Home / MCP / MCP Selenium Server

MCP Selenium Server

Provides an MCP server to automate browser actions via Selenium WebDriver for MCP clients.

javascript
Installation
Add the following to your MCP client configuration file.

Configuration

View docs
{
    "mcpServers": {
        "selenium": {
            "command": "mcp-selenium",
            "args": []
        }
    }
}

You can automate browser interactions through a dedicated MCP server that exposes Selenium WebDriver capabilities to MCP clients. This server lets you start browser sessions, navigate pages, locate elements, interact with the page, take screenshots, and handle file uploads in a structured, MCP-friendly way.

How to use

With an MCP client, you connect to the Selenium MCP server to drive browser automation. You can start a browser session, load web pages, find and interact with elements, perform advanced actions like drag-and-drop or keyboard input, and capture screenshots as part of your automated tests or workflows. This server supports popular browsers and can run in headless mode for CI and automation pipelines.

How to install

Prerequisites you need before installing include a working Node.js and npm environment. Make sure Node.js is installed on your machine.

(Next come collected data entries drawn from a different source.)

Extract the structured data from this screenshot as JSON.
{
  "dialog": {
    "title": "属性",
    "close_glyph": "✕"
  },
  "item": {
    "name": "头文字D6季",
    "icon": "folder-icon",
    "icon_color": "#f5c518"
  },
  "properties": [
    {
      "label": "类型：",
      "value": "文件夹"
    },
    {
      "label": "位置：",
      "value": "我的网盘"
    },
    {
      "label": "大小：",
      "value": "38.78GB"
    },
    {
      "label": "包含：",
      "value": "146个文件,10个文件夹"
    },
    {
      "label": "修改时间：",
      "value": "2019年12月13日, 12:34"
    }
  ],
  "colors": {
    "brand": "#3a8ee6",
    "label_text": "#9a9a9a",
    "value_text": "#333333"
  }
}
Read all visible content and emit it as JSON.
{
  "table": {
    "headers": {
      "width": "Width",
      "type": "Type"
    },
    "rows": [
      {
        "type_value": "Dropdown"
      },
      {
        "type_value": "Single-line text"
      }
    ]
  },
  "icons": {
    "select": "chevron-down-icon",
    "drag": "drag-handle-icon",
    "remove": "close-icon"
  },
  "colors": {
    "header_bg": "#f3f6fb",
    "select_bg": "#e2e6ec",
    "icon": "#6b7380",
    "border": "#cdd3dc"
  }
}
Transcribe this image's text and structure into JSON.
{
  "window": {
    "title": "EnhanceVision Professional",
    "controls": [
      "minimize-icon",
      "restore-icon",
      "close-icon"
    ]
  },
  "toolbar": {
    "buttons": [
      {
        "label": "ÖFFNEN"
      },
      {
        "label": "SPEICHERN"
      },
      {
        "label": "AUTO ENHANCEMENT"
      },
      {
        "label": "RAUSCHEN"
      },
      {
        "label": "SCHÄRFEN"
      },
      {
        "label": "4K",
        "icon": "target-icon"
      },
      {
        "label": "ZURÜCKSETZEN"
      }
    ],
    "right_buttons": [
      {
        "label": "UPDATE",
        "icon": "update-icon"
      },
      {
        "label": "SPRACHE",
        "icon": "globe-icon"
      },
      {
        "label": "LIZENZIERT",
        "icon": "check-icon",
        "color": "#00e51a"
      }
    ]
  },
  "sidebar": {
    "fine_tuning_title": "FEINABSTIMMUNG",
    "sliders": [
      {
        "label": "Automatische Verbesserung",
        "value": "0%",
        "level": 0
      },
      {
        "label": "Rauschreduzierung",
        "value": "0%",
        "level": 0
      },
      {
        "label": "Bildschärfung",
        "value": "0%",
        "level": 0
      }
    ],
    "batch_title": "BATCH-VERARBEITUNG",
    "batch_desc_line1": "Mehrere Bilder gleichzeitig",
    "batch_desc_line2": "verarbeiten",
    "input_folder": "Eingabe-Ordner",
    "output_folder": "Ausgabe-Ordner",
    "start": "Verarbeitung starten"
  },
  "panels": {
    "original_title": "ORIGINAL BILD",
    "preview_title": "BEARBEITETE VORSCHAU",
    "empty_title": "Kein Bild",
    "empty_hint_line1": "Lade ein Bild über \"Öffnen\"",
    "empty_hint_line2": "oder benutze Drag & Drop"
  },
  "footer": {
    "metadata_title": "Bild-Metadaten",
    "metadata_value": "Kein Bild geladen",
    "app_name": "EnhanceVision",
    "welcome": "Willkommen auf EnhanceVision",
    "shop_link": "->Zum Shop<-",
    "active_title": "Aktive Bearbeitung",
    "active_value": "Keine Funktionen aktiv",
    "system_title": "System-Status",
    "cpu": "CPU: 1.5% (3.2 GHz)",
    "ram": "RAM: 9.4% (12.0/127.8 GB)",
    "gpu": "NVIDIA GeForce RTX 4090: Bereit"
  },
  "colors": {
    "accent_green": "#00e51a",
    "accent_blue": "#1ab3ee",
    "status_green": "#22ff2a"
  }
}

Install MCP Selenium locally or globally so you can run the server and integrate it with your MCP clients.

# Install globally
npm install -g @angiejones/mcp-selenium

# Or run via NPX without installation
npx -y @angiejones/mcp-selenium

Configuration for MCP clients

To connect an MCP client to the Selenium MCP server, configure the client to start the MCP server using NPX. The following example shows how to define the MCP server in your client configuration.

{
  "mcpServers": {
    "selenium": {
      "command": "npx",
      "args": ["-y", "@angiejones/mcp-selenium"]
    }
  }
}

Available tools

start_browser

Launches a browser session with configurable options, including browser type and headless mode.

navigate

Navigates the active browser to a specified URL.

find_element

Finds an element using locator strategies such as id, css, xpath, name, tag, or class, with an optional timeout.

click_element

Clicks an element identified by a locator strategy, with an optional timeout.

send_keys

Sends keystrokes to an element located by a strategy, enabling typing into inputs.

get_element_text

Retrieves the text content of a located element.

hover

Moves the mouse to hover over a located element.

drag_and_drop

Drags a source element and drops it onto a target element.

double_click

Performs a double-click action on a located element.

right_click

Performs a right-click on a located element.

press_key

Simulates pressing a specific keyboard key.

upload_file

Uploads a file by setting a file input element's value to a file path.

take_screenshot

Captures a screenshot of the current page and saves it or returns data.

close_session

Closes the active browser session and cleans up resources.